Reinforcement Learning (RL) is a promising computational tool for constructing autonomous systems that improve with experience. Its applications have ranged from robotics, to industrial manufacturing, to combinatorial search problems, such as computer game playing .


While theoretically well established, standard RL algorithms fail in many tasks of practical interest. Such tasks are usually characterized by an enormous state space or/and the lack of an immediate reinforcement. In this dissertation we present two novel approaches for addressing these issues .


We begin with an approach for automatic detection of sub-goals in a dynamic environment, which is used for the acceleration of learning. Our Q-Cut algorithm uses an efficient Max-Flow/Min-Cut procedure for identifying bottlenecks in the state trajectories. Policies for reaching bottlenecks are separately learned and added to the model in the form of options . The basic algorithm is extended to the Segmented Q-Cut algorithm, which uses the identified bottlenecks for state space partitioning, necessary for finding additional bottlenecks in complex environments. Experiments show significant performance improvements using both algorithms, particularly in the initial learning phase .

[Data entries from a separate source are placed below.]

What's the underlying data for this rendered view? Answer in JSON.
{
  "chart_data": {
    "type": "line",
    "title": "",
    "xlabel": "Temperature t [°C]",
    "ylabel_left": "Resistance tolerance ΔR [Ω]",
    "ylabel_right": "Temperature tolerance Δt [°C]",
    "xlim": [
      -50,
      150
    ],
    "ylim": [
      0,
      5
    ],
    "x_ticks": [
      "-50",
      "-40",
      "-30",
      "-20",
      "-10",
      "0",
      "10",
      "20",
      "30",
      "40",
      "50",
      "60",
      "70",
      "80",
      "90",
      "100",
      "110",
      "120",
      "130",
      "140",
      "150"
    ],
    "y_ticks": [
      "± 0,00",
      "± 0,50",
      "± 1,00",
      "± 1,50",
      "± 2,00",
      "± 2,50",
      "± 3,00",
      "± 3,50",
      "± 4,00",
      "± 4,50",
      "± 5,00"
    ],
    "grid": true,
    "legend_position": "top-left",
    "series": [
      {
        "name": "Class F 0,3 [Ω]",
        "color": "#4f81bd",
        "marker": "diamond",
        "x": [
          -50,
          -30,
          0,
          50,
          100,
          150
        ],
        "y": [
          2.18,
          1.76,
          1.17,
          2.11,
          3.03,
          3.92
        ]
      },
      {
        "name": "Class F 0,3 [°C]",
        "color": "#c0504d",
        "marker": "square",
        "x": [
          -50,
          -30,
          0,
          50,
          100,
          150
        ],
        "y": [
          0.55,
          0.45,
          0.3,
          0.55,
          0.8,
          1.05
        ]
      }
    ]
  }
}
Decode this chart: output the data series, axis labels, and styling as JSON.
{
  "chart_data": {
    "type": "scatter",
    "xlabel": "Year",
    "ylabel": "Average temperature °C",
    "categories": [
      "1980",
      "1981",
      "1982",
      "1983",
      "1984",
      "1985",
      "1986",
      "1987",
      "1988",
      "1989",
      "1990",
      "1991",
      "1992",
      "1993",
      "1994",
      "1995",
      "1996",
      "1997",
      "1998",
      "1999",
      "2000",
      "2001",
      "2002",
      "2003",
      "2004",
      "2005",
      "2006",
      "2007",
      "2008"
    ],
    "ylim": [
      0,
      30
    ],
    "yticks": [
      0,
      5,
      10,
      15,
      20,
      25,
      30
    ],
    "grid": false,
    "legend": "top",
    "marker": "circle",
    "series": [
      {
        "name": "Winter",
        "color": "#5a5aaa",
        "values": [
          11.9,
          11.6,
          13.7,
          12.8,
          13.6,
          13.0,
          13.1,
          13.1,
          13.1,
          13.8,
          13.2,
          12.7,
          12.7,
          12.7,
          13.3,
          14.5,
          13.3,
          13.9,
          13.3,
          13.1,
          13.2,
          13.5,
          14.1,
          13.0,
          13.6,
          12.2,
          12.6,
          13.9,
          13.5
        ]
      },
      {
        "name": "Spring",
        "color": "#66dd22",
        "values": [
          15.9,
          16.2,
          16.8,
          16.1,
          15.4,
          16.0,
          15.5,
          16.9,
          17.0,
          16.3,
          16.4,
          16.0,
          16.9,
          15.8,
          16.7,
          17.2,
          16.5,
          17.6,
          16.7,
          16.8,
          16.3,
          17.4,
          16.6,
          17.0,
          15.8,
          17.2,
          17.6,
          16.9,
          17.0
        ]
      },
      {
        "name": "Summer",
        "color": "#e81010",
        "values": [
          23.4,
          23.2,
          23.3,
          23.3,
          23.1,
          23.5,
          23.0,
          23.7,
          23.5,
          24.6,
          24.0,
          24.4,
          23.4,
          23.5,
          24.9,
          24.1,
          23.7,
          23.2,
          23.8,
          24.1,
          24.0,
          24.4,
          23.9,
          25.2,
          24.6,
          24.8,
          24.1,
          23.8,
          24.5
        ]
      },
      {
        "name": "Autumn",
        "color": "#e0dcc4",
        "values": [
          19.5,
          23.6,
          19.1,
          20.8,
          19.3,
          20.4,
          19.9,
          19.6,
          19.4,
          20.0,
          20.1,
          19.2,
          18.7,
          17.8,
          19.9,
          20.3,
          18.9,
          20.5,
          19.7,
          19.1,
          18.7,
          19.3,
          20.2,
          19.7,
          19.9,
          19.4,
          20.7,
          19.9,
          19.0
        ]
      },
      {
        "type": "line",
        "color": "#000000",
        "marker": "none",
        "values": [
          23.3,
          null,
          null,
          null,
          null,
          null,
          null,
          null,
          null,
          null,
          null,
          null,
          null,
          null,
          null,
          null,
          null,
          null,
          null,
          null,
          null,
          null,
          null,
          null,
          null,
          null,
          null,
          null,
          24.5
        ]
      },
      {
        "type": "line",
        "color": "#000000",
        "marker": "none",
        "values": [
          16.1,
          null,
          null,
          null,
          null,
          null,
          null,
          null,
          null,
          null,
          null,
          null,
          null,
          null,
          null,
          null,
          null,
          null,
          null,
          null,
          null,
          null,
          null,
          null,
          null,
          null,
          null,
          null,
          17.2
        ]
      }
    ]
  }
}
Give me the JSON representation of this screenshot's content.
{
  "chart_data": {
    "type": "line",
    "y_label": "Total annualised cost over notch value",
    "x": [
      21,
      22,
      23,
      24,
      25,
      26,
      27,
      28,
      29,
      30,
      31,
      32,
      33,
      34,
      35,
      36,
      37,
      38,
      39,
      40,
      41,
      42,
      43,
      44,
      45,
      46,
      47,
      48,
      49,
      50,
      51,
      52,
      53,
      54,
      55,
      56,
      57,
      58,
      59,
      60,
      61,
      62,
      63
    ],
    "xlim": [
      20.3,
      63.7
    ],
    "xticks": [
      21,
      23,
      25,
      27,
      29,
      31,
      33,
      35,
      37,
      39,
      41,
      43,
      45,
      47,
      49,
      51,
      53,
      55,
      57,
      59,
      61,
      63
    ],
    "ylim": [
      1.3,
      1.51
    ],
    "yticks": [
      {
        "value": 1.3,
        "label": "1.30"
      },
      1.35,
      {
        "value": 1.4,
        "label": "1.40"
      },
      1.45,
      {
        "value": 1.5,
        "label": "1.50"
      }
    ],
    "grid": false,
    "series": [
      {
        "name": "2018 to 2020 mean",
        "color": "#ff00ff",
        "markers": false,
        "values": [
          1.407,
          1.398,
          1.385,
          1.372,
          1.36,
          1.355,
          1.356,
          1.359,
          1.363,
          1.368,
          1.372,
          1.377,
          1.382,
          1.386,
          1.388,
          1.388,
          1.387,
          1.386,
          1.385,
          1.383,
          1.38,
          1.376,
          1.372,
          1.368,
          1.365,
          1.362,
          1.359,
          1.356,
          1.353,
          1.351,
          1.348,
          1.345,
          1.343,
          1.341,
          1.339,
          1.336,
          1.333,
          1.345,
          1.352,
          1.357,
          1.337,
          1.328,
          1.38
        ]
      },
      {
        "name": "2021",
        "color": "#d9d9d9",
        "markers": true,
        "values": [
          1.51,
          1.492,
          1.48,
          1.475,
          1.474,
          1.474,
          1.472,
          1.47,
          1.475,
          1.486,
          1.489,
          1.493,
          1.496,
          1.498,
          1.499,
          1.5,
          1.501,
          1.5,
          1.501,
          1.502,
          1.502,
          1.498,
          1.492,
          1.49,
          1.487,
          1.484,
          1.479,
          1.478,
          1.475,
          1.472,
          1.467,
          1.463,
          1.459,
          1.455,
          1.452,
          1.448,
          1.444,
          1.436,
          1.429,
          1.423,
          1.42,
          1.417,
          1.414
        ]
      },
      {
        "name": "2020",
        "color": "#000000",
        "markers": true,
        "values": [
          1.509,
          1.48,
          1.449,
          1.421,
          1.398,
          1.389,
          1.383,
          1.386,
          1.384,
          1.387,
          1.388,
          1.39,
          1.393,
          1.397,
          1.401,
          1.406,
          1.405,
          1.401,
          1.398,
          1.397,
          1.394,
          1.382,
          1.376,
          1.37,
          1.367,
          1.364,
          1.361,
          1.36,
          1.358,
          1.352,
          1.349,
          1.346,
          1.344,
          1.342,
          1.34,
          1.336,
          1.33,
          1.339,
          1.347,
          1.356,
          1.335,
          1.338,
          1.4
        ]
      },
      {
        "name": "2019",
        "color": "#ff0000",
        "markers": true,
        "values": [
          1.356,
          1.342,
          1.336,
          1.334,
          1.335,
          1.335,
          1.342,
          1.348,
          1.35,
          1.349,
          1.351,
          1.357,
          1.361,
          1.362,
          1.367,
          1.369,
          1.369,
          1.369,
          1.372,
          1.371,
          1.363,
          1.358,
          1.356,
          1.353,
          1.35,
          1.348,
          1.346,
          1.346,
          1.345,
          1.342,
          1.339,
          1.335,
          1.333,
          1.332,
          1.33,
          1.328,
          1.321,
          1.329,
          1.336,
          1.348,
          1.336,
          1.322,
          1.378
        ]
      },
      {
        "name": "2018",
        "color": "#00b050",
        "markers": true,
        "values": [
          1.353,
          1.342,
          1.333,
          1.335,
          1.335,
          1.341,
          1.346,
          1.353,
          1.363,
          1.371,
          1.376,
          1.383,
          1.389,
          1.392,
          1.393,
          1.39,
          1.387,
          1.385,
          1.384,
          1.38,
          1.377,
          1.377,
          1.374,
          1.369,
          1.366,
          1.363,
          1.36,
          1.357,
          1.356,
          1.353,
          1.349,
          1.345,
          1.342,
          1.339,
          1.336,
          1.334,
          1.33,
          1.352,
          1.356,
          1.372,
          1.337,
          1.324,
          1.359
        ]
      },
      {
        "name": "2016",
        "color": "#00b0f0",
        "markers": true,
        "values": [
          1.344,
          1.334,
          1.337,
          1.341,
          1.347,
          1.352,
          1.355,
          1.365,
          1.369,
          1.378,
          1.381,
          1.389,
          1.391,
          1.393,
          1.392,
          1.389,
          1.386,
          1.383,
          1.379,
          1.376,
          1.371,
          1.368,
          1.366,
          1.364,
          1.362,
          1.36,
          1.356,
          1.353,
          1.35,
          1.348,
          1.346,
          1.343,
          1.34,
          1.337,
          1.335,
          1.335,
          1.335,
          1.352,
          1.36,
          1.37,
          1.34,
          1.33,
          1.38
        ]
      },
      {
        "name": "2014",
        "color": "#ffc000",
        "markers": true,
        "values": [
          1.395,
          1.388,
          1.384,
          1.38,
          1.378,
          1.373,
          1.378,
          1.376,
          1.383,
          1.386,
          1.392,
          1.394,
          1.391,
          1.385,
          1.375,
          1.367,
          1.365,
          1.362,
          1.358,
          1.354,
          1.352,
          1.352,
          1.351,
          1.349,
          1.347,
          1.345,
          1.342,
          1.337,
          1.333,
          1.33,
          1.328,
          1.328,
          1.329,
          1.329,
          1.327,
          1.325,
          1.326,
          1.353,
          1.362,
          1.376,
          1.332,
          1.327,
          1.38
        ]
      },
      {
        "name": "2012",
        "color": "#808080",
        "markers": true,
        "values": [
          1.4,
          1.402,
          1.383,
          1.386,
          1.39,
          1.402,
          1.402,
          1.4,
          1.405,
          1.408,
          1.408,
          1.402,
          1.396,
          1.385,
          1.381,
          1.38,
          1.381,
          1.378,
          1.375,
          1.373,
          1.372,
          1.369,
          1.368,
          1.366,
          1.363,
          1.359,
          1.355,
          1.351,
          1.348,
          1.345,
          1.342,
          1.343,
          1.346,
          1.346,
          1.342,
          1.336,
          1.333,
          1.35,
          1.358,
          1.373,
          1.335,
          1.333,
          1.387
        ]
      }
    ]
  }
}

We further propose a new method for value function approximation .

Using an RBF approximating network architecture, both the linear weights of the network and the basis-function parameters are adapted on-line. The temporal difference algorithm for linear approximation architectures is used not only for estimating the linear weights of the network, but also for posing an optimization problem for adapting the basis-functions. A gradient-based method and a global optimization algorithm (Cross Entropy) are alternatively applied to the optimization problem. Initial simulations show the potential in combing the two methods for a relatively accurate policy evaluation.